Monday, December 10, 2018

Saying goodbye

"He had assembled, with a long patience and real ability, an impressively complete library on the New Testament.  These books, they had been his entire life.  Yet the moment came when[, unable to hold a pen or even, later, read,] he had to part with them.  While they were being removed, he, already paralyzed and immobile in his wheelchair, put up a brave front.  But when [his] whole world had gone and the door had been shut [behind it], the tears came unbidden."

"Il s’était compose avec une longue patience et une réelle habileté une bibliothèque très complete sur le Nouveau Testament.  Ces livres, c’était sa vie tout entière.  Le moment vint cependant où il fallut s’en séparer.  Tandis qu’on les enlevait, lui, déjà perclus et immobile dans son fauteuil, faisait bonne contenance.  Mais quand tout le monde fut parti et la porte fermée, malgré lui les larmes vinrent."

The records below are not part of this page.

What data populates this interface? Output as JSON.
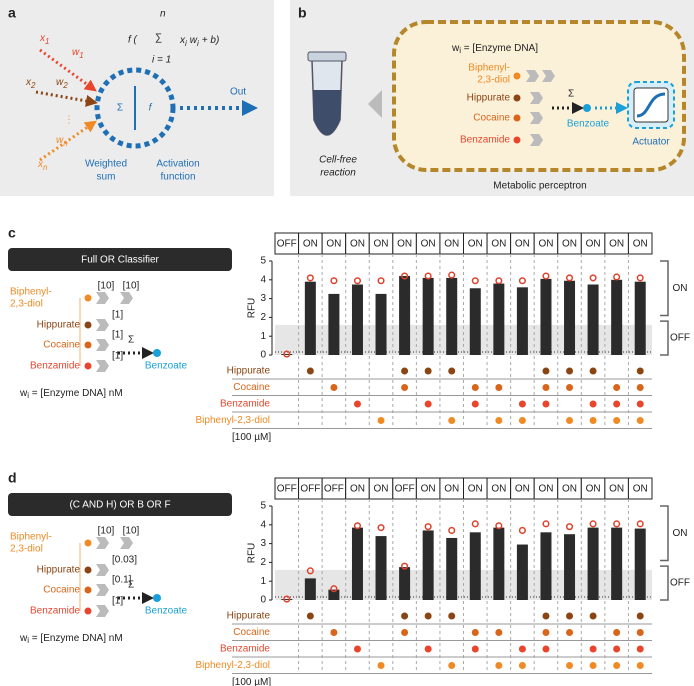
{
  "panel_a": {
    "label": "a",
    "formula": {
      "f": "f (",
      "sigma": "∑",
      "upper": "n",
      "lower": "i = 1",
      "x": "x",
      "xi": "i",
      "w": "w",
      "wi": "i",
      "tail": "+ b)"
    },
    "inputs": [
      {
        "x": "x",
        "xi": "1",
        "w": "w",
        "wi": "1"
      },
      {
        "x": "x",
        "xi": "2",
        "w": "w",
        "wi": "2"
      },
      {
        "x": "x",
        "xi": "n",
        "w": "w",
        "wi": "n"
      }
    ],
    "ellipsis": "⋮",
    "sigma": "Σ",
    "f": "f",
    "weighted_sum": [
      "Weighted",
      "sum"
    ],
    "activation": [
      "Activation",
      "function"
    ],
    "out": "Out"
  },
  "panel_b": {
    "label": "b",
    "weight_eq": {
      "w": "w",
      "sub": "i",
      "rest": " = [Enzyme DNA]"
    },
    "substrates": [
      [
        "Biphenyl-",
        "2,3-diol"
      ],
      [
        "Hippurate"
      ],
      [
        "Cocaine"
      ],
      [
        "Benzamide"
      ]
    ],
    "sigma": "Σ",
    "product": "Benzoate",
    "actuator": "Actuator",
    "reaction": [
      "Cell-free",
      "reaction"
    ],
    "caption": "Metabolic perceptron"
  },
  "panel_c_diagram": {
    "label": "c",
    "title": "Full OR Classifier",
    "substrates": [
      [
        "Biphenyl-",
        "2,3-diol"
      ],
      [
        "Hippurate"
      ],
      [
        "Cocaine"
      ],
      [
        "Benzamide"
      ]
    ],
    "weights": [
      "[10]",
      "[10]",
      "[1]",
      "[1]",
      "[1]"
    ],
    "sigma": "Σ",
    "product": "Benzoate",
    "weight_eq": {
      "w": "w",
      "sub": "i",
      "rest": " = [Enzyme DNA] nM"
    }
  },
  "panel_d_diagram": {
    "label": "d",
    "title": "(C AND H) OR B OR F",
    "substrates": [
      [
        "Biphenyl-",
        "2,3-diol"
      ],
      [
        "Hippurate"
      ],
      [
        "Cocaine"
      ],
      [
        "Benzamide"
      ]
    ],
    "weights": [
      "[10]",
      "[10]",
      "[0.03]",
      "[0.1]",
      "[1]"
    ],
    "sigma": "Σ",
    "product": "Benzoate",
    "weight_eq": {
      "w": "w",
      "sub": "i",
      "rest": " = [Enzyme DNA] nM"
    }
  },
  "chart_data": [
    {
      "type": "bar",
      "ylabel": "RFU",
      "ylim": [
        0,
        5
      ],
      "yticks": [
        0,
        1,
        2,
        3,
        4,
        5
      ],
      "color": "#2b2b2b",
      "predicted_color": "#e0402a",
      "categories": [
        "OFF",
        "ON",
        "ON",
        "ON",
        "ON",
        "ON",
        "ON",
        "ON",
        "ON",
        "ON",
        "ON",
        "ON",
        "ON",
        "ON",
        "ON",
        "ON"
      ],
      "values": [
        0.05,
        3.9,
        3.25,
        3.75,
        3.25,
        4.2,
        4.1,
        4.1,
        3.55,
        3.8,
        3.6,
        4.05,
        3.95,
        3.75,
        4.0,
        3.9
      ],
      "predicted_values": [
        0.05,
        4.1,
        3.95,
        3.95,
        3.95,
        4.2,
        4.2,
        4.25,
        3.95,
        3.95,
        3.95,
        4.2,
        4.1,
        4.1,
        4.15,
        4.1
      ],
      "input_labels": [
        "Hippurate",
        "Cocaine",
        "Benzamide",
        "Biphenyl-2,3-diol"
      ],
      "input_colors": [
        "#8b4513",
        "#d9651a",
        "#e8452c",
        "#f08a24"
      ],
      "inputs": [
        [
          false,
          true,
          false,
          false,
          false,
          true,
          true,
          true,
          false,
          false,
          false,
          true,
          true,
          true,
          false,
          true
        ],
        [
          false,
          false,
          true,
          false,
          false,
          true,
          false,
          false,
          true,
          true,
          false,
          true,
          true,
          false,
          true,
          true
        ],
        [
          false,
          false,
          false,
          true,
          false,
          false,
          true,
          false,
          true,
          false,
          true,
          true,
          false,
          true,
          true,
          true
        ],
        [
          false,
          false,
          false,
          false,
          true,
          false,
          false,
          true,
          false,
          true,
          true,
          false,
          true,
          true,
          true,
          true
        ]
      ],
      "concentration": "[100 µM]",
      "bracket_labels": [
        "ON",
        "OFF"
      ]
    },
    {
      "type": "bar",
      "ylabel": "RFU",
      "ylim": [
        0,
        5
      ],
      "yticks": [
        0,
        1,
        2,
        3,
        4,
        5
      ],
      "color": "#2b2b2b",
      "predicted_color": "#e0402a",
      "categories": [
        "OFF",
        "OFF",
        "OFF",
        "ON",
        "ON",
        "OFF",
        "ON",
        "ON",
        "ON",
        "ON",
        "ON",
        "ON",
        "ON",
        "ON",
        "ON",
        "ON"
      ],
      "values": [
        0.05,
        1.15,
        0.55,
        3.85,
        3.4,
        1.75,
        3.7,
        3.3,
        3.6,
        3.85,
        2.95,
        3.6,
        3.5,
        3.85,
        3.85,
        3.8
      ],
      "predicted_values": [
        0.05,
        1.55,
        0.6,
        3.95,
        3.85,
        1.8,
        3.9,
        3.7,
        4.05,
        3.95,
        3.7,
        4.05,
        3.9,
        4.05,
        4.05,
        4.05
      ],
      "input_labels": [
        "Hippurate",
        "Cocaine",
        "Benzamide",
        "Biphenyl-2,3-diol"
      ],
      "input_colors": [
        "#8b4513",
        "#d9651a",
        "#e8452c",
        "#f08a24"
      ],
      "inputs": [
        [
          false,
          true,
          false,
          false,
          false,
          true,
          true,
          true,
          false,
          false,
          false,
          true,
          true,
          true,
          false,
          true
        ],
        [
          false,
          false,
          true,
          false,
          false,
          true,
          false,
          false,
          true,
          true,
          false,
          true,
          true,
          false,
          true,
          true
        ],
        [
          false,
          false,
          false,
          true,
          false,
          false,
          true,
          false,
          true,
          false,
          true,
          true,
          false,
          true,
          true,
          true
        ],
        [
          false,
          false,
          false,
          false,
          true,
          false,
          false,
          true,
          false,
          true,
          true,
          false,
          true,
          true,
          true,
          true
        ]
      ],
      "concentration": "[100 µM]",
      "bracket_labels": [
        "ON",
        "OFF"
      ]
    }
  ]
}
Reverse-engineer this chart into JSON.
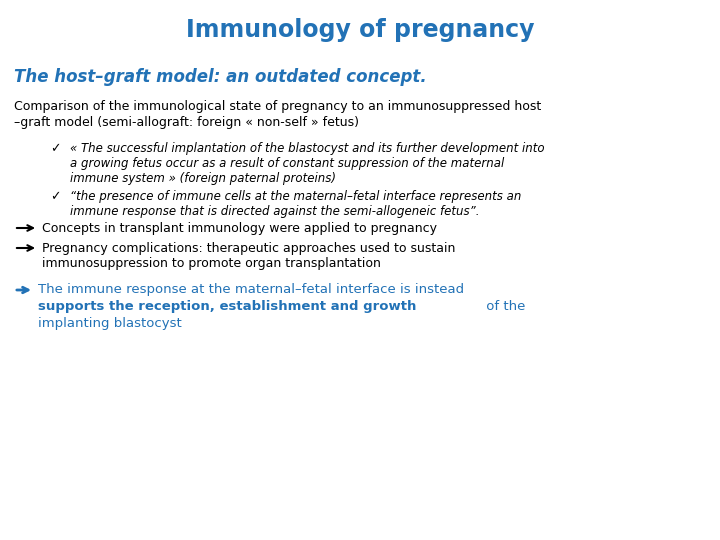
{
  "title": "Immunology of pregnancy",
  "title_color": "#2272B6",
  "title_fontsize": 17,
  "subtitle": "The host–graft model: an outdated concept.",
  "subtitle_color": "#2272B6",
  "subtitle_fontsize": 12,
  "body_color": "#000000",
  "body_fontsize": 9.0,
  "italic_fontsize": 8.5,
  "blue_color": "#2272B6",
  "background": "#ffffff",
  "line1": "Comparison of the immunological state of pregnancy to an immunosuppressed host",
  "line2": "–graft model (semi-allograft: foreign « non-self » fetus)",
  "bullet1_line1": "« The successful implantation of the blastocyst and its further development into",
  "bullet1_line2": "a growing fetus occur as a result of constant suppression of the maternal",
  "bullet1_line3": "immune system » (foreign paternal proteins)",
  "bullet2_line1": "“the presence of immune cells at the maternal–fetal interface represents an",
  "bullet2_line2": "immune response that is directed against the semi-allogeneic fetus”.",
  "arrow1": "Concepts in transplant immunology were applied to pregnancy",
  "arrow2_line1": "Pregnancy complications: therapeutic approaches used to sustain",
  "arrow2_line2": "immunosuppression to promote organ transplantation",
  "final_line1": "The immune response at the maternal–fetal interface is instead",
  "final_line2_bold": "supports the reception, establishment and growth",
  "final_line2_normal": " of the",
  "final_line3": "implanting blastocyst"
}
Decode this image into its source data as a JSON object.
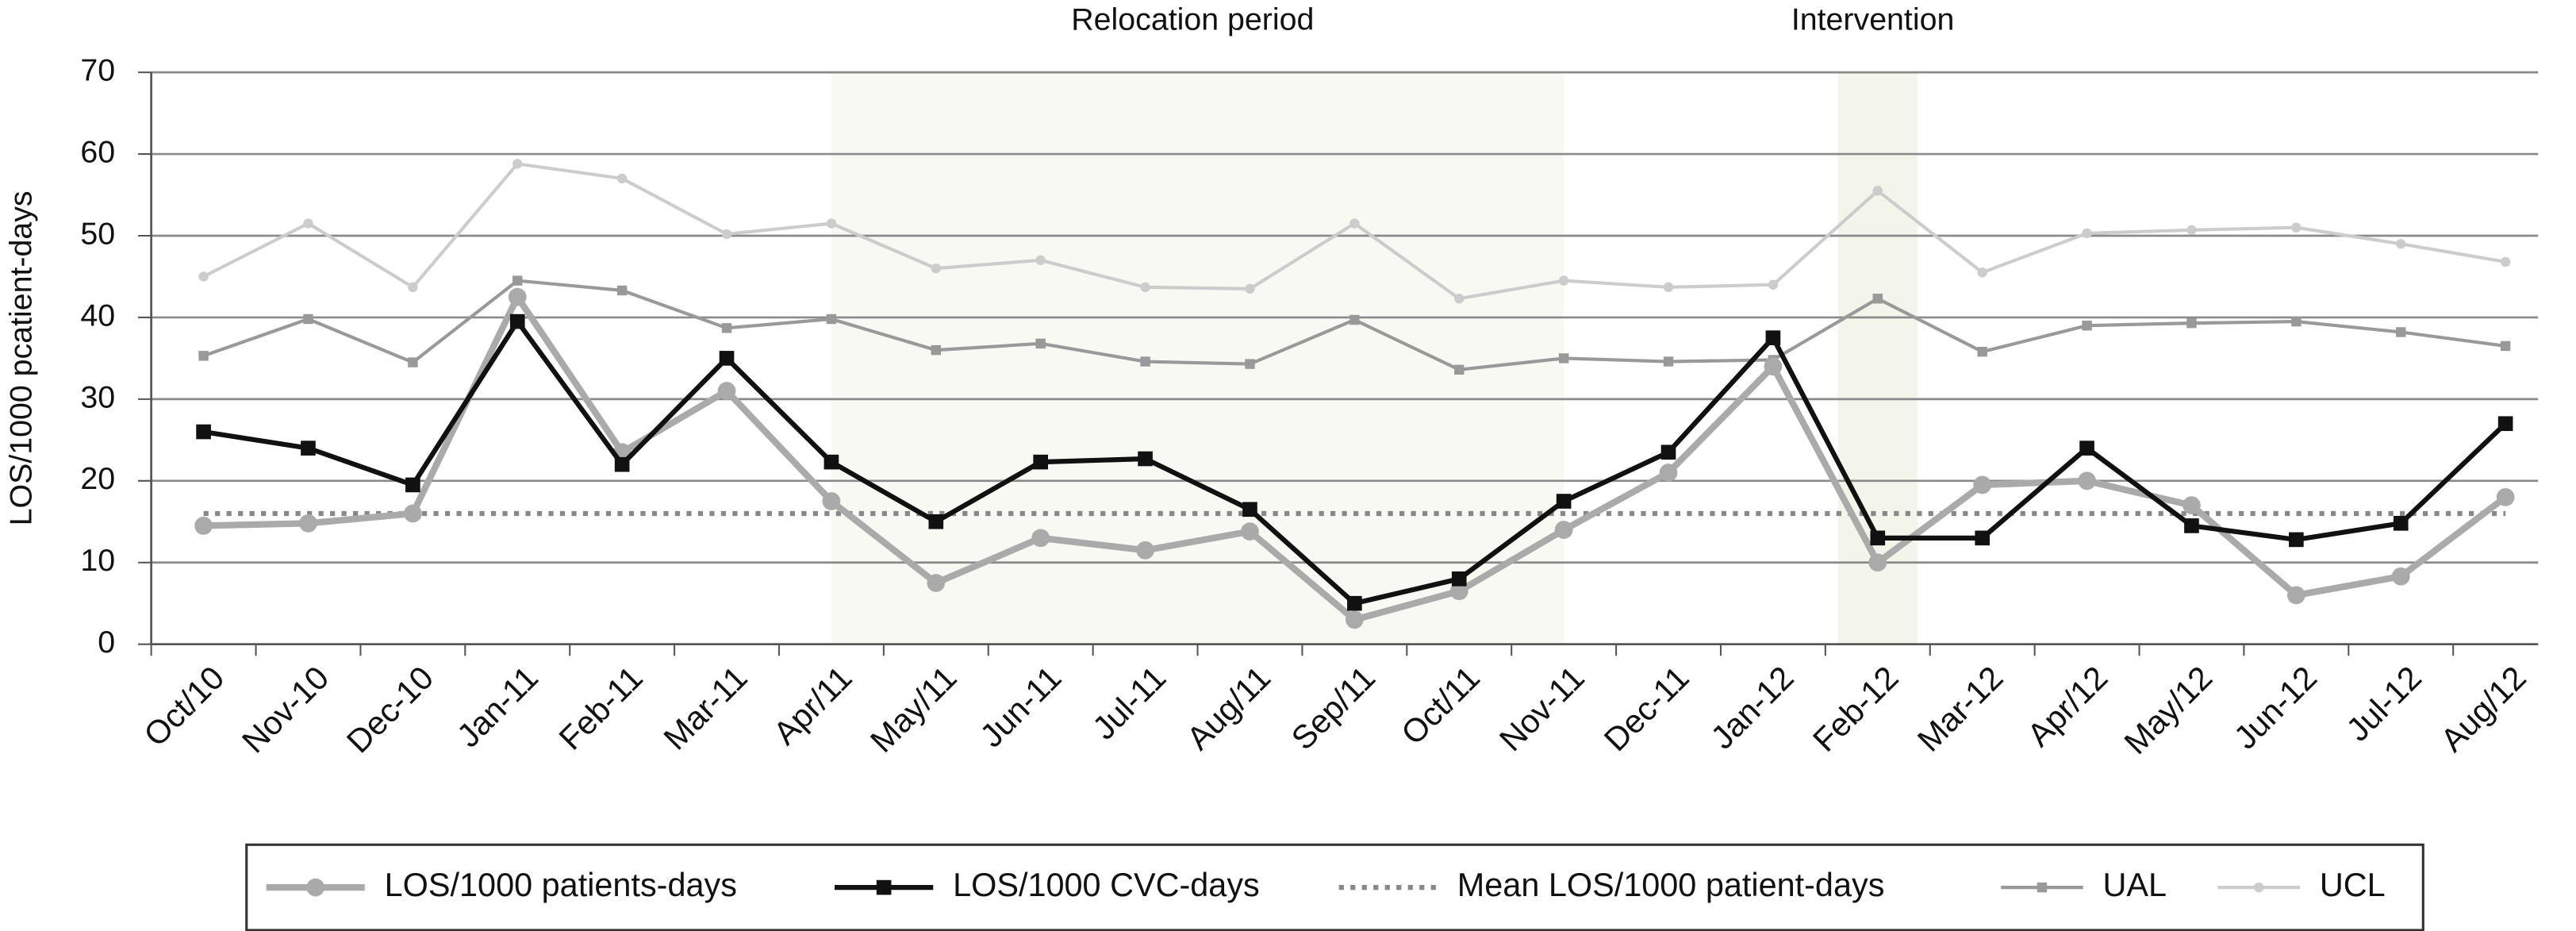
{
  "chart_data": {
    "type": "line",
    "ylabel": "LOS/1000 pcatient-days",
    "categories": [
      "Oct/10",
      "Nov-10",
      "Dec-10",
      "Jan-11",
      "Feb-11",
      "Mar-11",
      "Apr/11",
      "May/11",
      "Jun-11",
      "Jul-11",
      "Aug/11",
      "Sep/11",
      "Oct/11",
      "Nov-11",
      "Dec-11",
      "Jan-12",
      "Feb-12",
      "Mar-12",
      "Apr/12",
      "May/12",
      "Jun-12",
      "Jul-12",
      "Aug/12"
    ],
    "ylim": [
      0,
      70
    ],
    "yticks": [
      0,
      10,
      20,
      30,
      40,
      50,
      60,
      70
    ],
    "grid": true,
    "periods": [
      {
        "label": "Relocation period",
        "start": "Apr/11",
        "end": "Nov-11",
        "color": "#f8f9f2"
      },
      {
        "label": "Intervention",
        "start": "Feb-12",
        "end": "Feb-12",
        "color": "#f3f4ea"
      }
    ],
    "legend": "bottom",
    "series": [
      {
        "name": "LOS/1000 patients-days",
        "color": "#aaaaaa",
        "marker": "circle",
        "width": 4,
        "values": [
          14.5,
          14.8,
          16,
          42.5,
          23.5,
          31,
          17.5,
          7.5,
          13,
          11.5,
          13.8,
          3,
          6.5,
          14,
          21,
          34,
          10,
          19.5,
          20,
          17,
          6,
          8.3,
          18
        ]
      },
      {
        "name": "LOS/1000 CVC-days",
        "color": "#111111",
        "marker": "square",
        "width": 3,
        "values": [
          26,
          24,
          19.5,
          39.5,
          22,
          35,
          22.3,
          15,
          22.3,
          22.7,
          16.5,
          5,
          8,
          17.5,
          23.5,
          37.5,
          13,
          13,
          24,
          14.5,
          12.8,
          14.8,
          27
        ]
      },
      {
        "name": "Mean LOS/1000 patient-days",
        "color": "#888888",
        "marker": "none",
        "width": 3,
        "dash": "dotted",
        "values": [
          16,
          16,
          16,
          16,
          16,
          16,
          16,
          16,
          16,
          16,
          16,
          16,
          16,
          16,
          16,
          16,
          16,
          16,
          16,
          16,
          16,
          16,
          16
        ]
      },
      {
        "name": "UAL",
        "color": "#999999",
        "marker": "small-square",
        "width": 2,
        "values": [
          35.3,
          39.8,
          34.5,
          44.5,
          43.3,
          38.7,
          39.8,
          36,
          36.8,
          34.6,
          34.3,
          39.7,
          33.6,
          35,
          34.6,
          34.8,
          42.3,
          35.8,
          39,
          39.3,
          39.5,
          38.2,
          36.5
        ]
      },
      {
        "name": "UCL",
        "color": "#cccccc",
        "marker": "small-circle",
        "width": 2,
        "values": [
          45,
          51.5,
          43.7,
          58.8,
          57,
          50.2,
          51.5,
          46,
          47,
          43.7,
          43.5,
          51.5,
          42.3,
          44.5,
          43.7,
          44,
          55.5,
          45.5,
          50.3,
          50.7,
          51,
          49,
          46.8
        ]
      }
    ]
  }
}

     Emmanuel Podechard on the New Testament scholar Eugène-Jacques Jacquier (15 April 1847-7 February 1932), Bulletin des facultés catholiques de Lyon 54, [no. 2] (mars-juillet 1932):  19 (14-19).

Sunday, December 9, 2018

"when love comes forth in judgment"

     Stanza 4 of some paraphrases of the fourth stanza of the anonymous 5th-century (?) Advent hymn "Vox clara ecce intonat" (Analecta hymnica medii aevi 2 (1888), no. 20 on p. 35; Analecta hymnica medii aevi 51 (1908), no. 49 on p. 48-49Walpole, Early Latin hymns (1922), no. 86 on p. 304; Millful, Hymns of the Anglo-Saxon church (2006), pp. 186-187), rendered by Edward Caswall as "Hark! An awful voice is sounding," but by others as "Hark! A thrilling voice is sounding," "Hark! A herald voice is calling," etc. (it has undergone many modifications in English since Lyra Catholica (1849)).  According to the Canterbury Dictionary of Hymnology, the Caswall translation was made from the modified Breviary text of 1632.